O fato de haver tanta discordância entre as pessoas sobre o que é uma Verdade substantiva sugere que a intuição é um método no mínimo falho por sua imensa versatilidade. Ademais, a ideia de que nosso entendimento de uma proposição auto-evidente é suficiente para acreditar pragmaticamente nela é de um Relativismo tão egocentrado que beira um transtorno psiquiátrico.
No final, para os intuicionistas, é a intuição que justifica o fato Moral, não o entendimento, a Ciência, a Lógica ou a Razão. Entretanto, as intuições Morais das pessoas são demasiadamente discrepantes para serem indicadores respeitáveis das Verdades substantivas: emoções, culturas, contextos temporais e outros fatores internos e externos manipulam nossa consciência com enorme facilidade. Sim, o humano é desonesto, manipula a própria consciência; é ingenuamente sentimental, fantasiosamente ébrio, inconstante em suas vontades e sem grandes tendências para a misericórdia. Traz consigo uma mente perturbada que emprega todas as forças e narrativas possíveis para alinhar suas verdades embutidas à realidade percebida – para então reclamar quando as dores do mundo lhe atropelam, mostrando que o que deveria ter sido feito era exatamente o oposto disso. Pois é a Realidade quem contém as Verdades substantivas e o Universo nunca existiu para satisfazer expectativas humanas.

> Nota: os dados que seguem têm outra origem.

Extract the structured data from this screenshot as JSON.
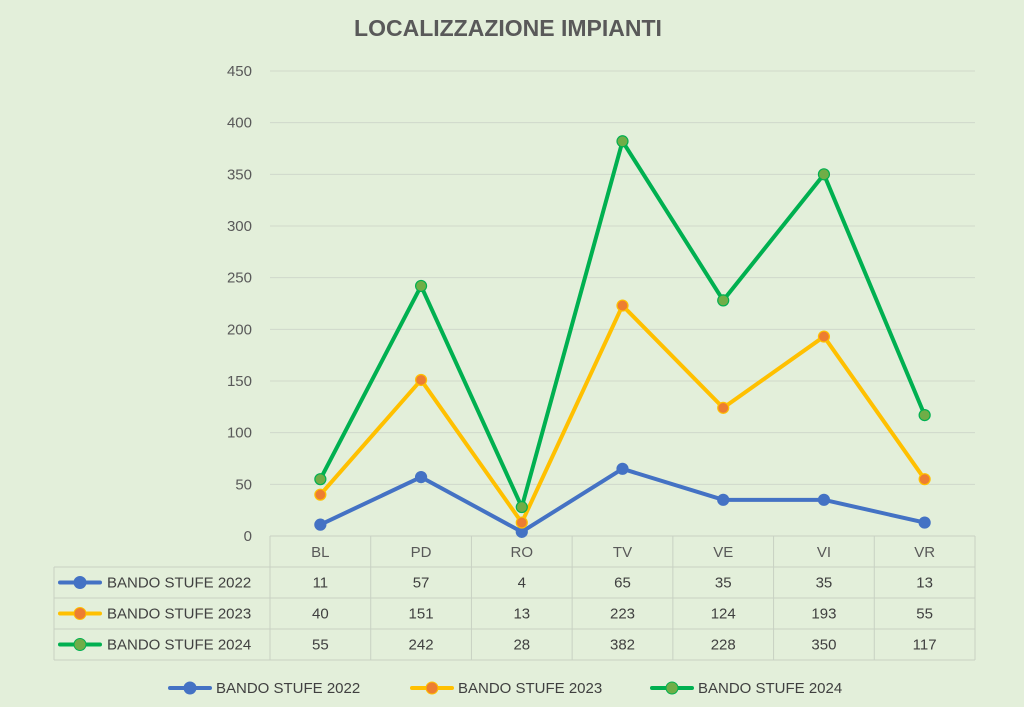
{
  "chart_data": {
    "type": "line",
    "title": "LOCALIZZAZIONE IMPIANTI",
    "categories": [
      "BL",
      "PD",
      "RO",
      "TV",
      "VE",
      "VI",
      "VR"
    ],
    "series": [
      {
        "name": "BANDO STUFE 2022",
        "values": [
          11,
          57,
          4,
          65,
          35,
          35,
          13
        ],
        "line_color": "#4472c4",
        "marker_color": "#4472c4"
      },
      {
        "name": "BANDO STUFE 2023",
        "values": [
          40,
          151,
          13,
          223,
          124,
          193,
          55
        ],
        "line_color": "#ffc000",
        "marker_color": "#ed7d31"
      },
      {
        "name": "BANDO STUFE 2024",
        "values": [
          55,
          242,
          28,
          382,
          228,
          350,
          117
        ],
        "line_color": "#00b050",
        "marker_color": "#70ad47"
      }
    ],
    "y_ticks": [
      0,
      50,
      100,
      150,
      200,
      250,
      300,
      350,
      400,
      450
    ],
    "ylim": [
      0,
      450
    ],
    "grid": true,
    "data_table": true,
    "legend": "bottom"
  }
}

Nossa voracidade imaginativa é uma piada ruim ou uma má poesia, e aceitar o pluralismo do Intuicionismo é uma tentativa hedonista e covarde de tentar blindar os dogmas filosóficos do escrutínio pela ciência. Pelo menos neste sentido o Naturalismo é um caminho mais desprendido e, porque não dizer, mais objetivo, prático, civilizado e honesto".
_____
Referências e Dicas de Leituras citadas
1. Prichard HA. Does Moral Philosophy Rest on a Mistake? Mind. 1912 Jan; 21(81):21-37.
2. George Edward Moore, Principia Ethica (1902).
3. David Ross, The Right and the Good (1930).
4. Russ Shafer-Landau, Moral Realism: A Defence (2003).